Table question - scraping select fields and recreating table in excel

oldedb · October 10, 2019, 1:12pm

Describe the problem.
Brand new here so apologize for the basic question and what is probably an inadequate description of what I am working with....

I have a table of compensation data that I am wanting to scrape just the employee name and the salary. I don't believe the table is a standard html table and there isn't any headers listed. When I look at the element inspector I see a lot of this....

I am using txt selector and scraping the employee name and that is working....
I am also using txt selector and scrape the employee salary and that is working...

When I export as csv I am getting all of the data but it obviously isn't structured with employee in one column and matching salary in adjacent column.

Is there a better way to scrape this so the data is structured in the csv or do I need to manipulate the data using web scraper order somehow?

Thanks,
oldedb

Url: http://example.com

Sitemap:
{id:"sitemap code"}

leemeng · October 10, 2019, 2:51pm

You've probably set all your text scrapers to "multiple", so this would not produce the results you want. You'll need to create a selector for the table rows instead, and place the text scrapers under the rows selector. The rows selector acts as a "container" for your text scrapers so they will be grouped together. The rows selector is the one that needs to be set to "multiple", while the text scrapers are not (unchecked).

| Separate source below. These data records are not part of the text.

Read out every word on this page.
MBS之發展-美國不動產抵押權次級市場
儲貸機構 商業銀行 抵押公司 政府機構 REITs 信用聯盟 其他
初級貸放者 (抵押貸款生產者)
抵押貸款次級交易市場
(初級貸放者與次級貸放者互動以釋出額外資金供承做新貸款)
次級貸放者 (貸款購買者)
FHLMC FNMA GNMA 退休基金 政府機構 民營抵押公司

Take a look at this example below where I scrape a table from the w3schools tables page at
https://www.w3schools.com/html/html_tables.asp

{"_id":"scrape-table-example","startUrl":["https://www.w3schools.com/html/html_tables.asp"],"selectors":[{"id":"table selector","type":"SelectorElement","parentSelectors":["_root"],"selector":"table#customers","multiple":false,"delay":0},{"id":"rows selector","type":"SelectorElement","parentSelectors":["table selector"],"selector":"tr:nth-of-type(n+2)","multiple":true,"delay":0},{"id":"Company","type":"SelectorText","parentSelectors":["rows selector"],"selector":"td:nth-of-type(1)","multiple":false,"regex":"","delay":0},{"id":"Contact","type":"SelectorText","parentSelectors":["rows selector"],"selector":"td:nth-of-type(2)","multiple":false,"regex":"","delay":0},{"id":"Country","type":"SelectorText","parentSelectors":["rows selector"],"selector":"td:nth-of-type(3)","multiple":false,"regex":"","delay":0}]}

This is what the scraper's structure (selector graph) looks like. Take note of what needs to be set to multiple, and what should not be:
table-scraper-structure

oldedb · October 15, 2019, 10:38am

How do I handle this if there isn't an option to select the table? I followed your example on some sites where a basic html and javascript table were present but in many instances, I can't set the selector to table and actually select the table I am wanting.

Thanks

leemeng · February 2, 2020, 9:45am

I'm using Type: Element here for the table, and not Type:Table. The name "table selector" was merely for my own reference. You can use this method for non-standard tables.